– Антоша, ты хороший.
– С чего ты взяла?
– Просто.
– Хватит со мной говорить.
– Я люблю тебя.
– Замолчи, ладно?
– Антоша.
– И не называй меня Антоша. Я Антон.
– А я Дылда.
– Чувствую себя полным придурком.
– Ты хороший.
Я замолчал, надеясь, что наткнувшись на тишину с моей стороны, она отстанет. Еще не хватало заводить светские беседы с психичками через розетки.
– Антоша.
– Антоша.
– Антоша.
– Антоша.
– Да заткнись ты!
Она заткнулась. Ненадолго. Послышался тихий стон. Тягучий, как смола, он нарастал. Как будто кто-то зачерпывает ложкой и тянет-тянет его вверх, а он все не кончается. Я зажал уши. За стеной опять послышались шаги и шебуршение, как было днем. Я открыл уши. Стон стал тише, но не прекратился. Он перемежался всхлипываниями и жалобным «Не надо».
– Руки ей держи, – раздался сдавленный голос. – Руки!
Несколько торопливых шагов по комнате, всхлипывания, «Не надо», еще несколько шагов, звук пружин кровати. Стихло.
Я смотрел на провод, идущий от розетки к потолку. Провожал глазами все его изгибы.
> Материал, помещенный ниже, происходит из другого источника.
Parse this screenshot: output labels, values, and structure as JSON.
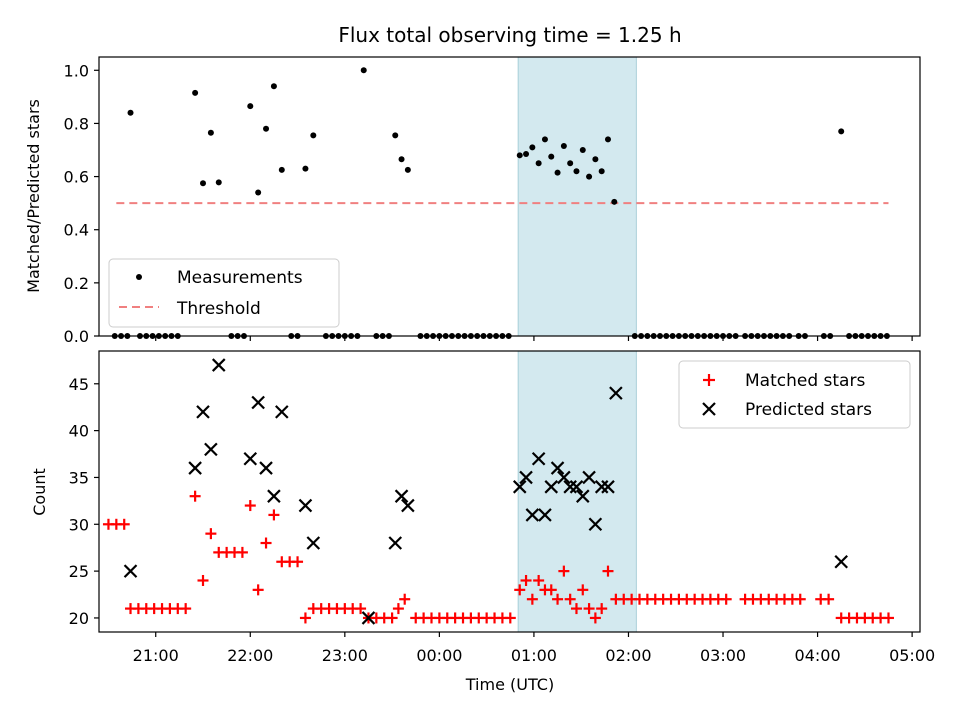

В голове раз за разом повторялось: сдавленно, как из подземелья, – «Руки ей держи», жалобным всхлипом – «не надо», удаляющиеся шаги и звук закрывшейся двери. Тихий такой звук, какой-то недоговоренный. Может, поэтому он продолжался и продолжался в моей голове?
Я повернулся к розетке. Провод от нее все так же, бесконечно уходил вверх.
– Дылда, – прошептал я. Тишина.
Что ж, я хотел, чтобы она замолчала. Я отвернулся от безответной стены, стал смотреть в окно. Так же, как всегда, в него была видна только одна звезда. Одна единственная, хотя на небе их море.
11
Я глядел в раковину. Выплюнул таблетку, она лежала размокала там. Ненавижу таблетки, они горькие, а запивать их приходится маленьким глотком из прозрачного гномского стаканчика. Все-таки, решил я, без гномов не обошлось в этой больнице. Думаю поискать их на досуге – вдруг где-то прячутся?
Таблетка таяла, я помогал ей, набирая в ладонь воду и капая на нее. Второй рукой я держался за раковину, потому что стоять было очень неудобно.
Я повернул голову и взглянул в зеркало. Оно висело почему-то сбоку от раковины, а не перед ней, как висят порядочные зеркала. Нижний угол пошел трещинами. Мама говорит, что зеркало разбить – к несчастью. Это не я его разбил, но почему-то именно я в больнице. Вот он я: светлые волосы – почти прозрачные, через них видно даже кожу головы. Глаза голубые, тоже почти прозрачные. По-крайней мере, они очень голубые – как вода. А вода прозрачная. Парочка веснушек на курносом носу. Вот и весь портрет. А, еще я небольшого роста. И футболка на мне в желто-синюю полоску, на рукаве маленькая дырочка.
Стоять стало совсем трудно, я смыл таблетку, она нехотя проскользила к отверстию слива и скрылось в нем. А я пошел к кровати.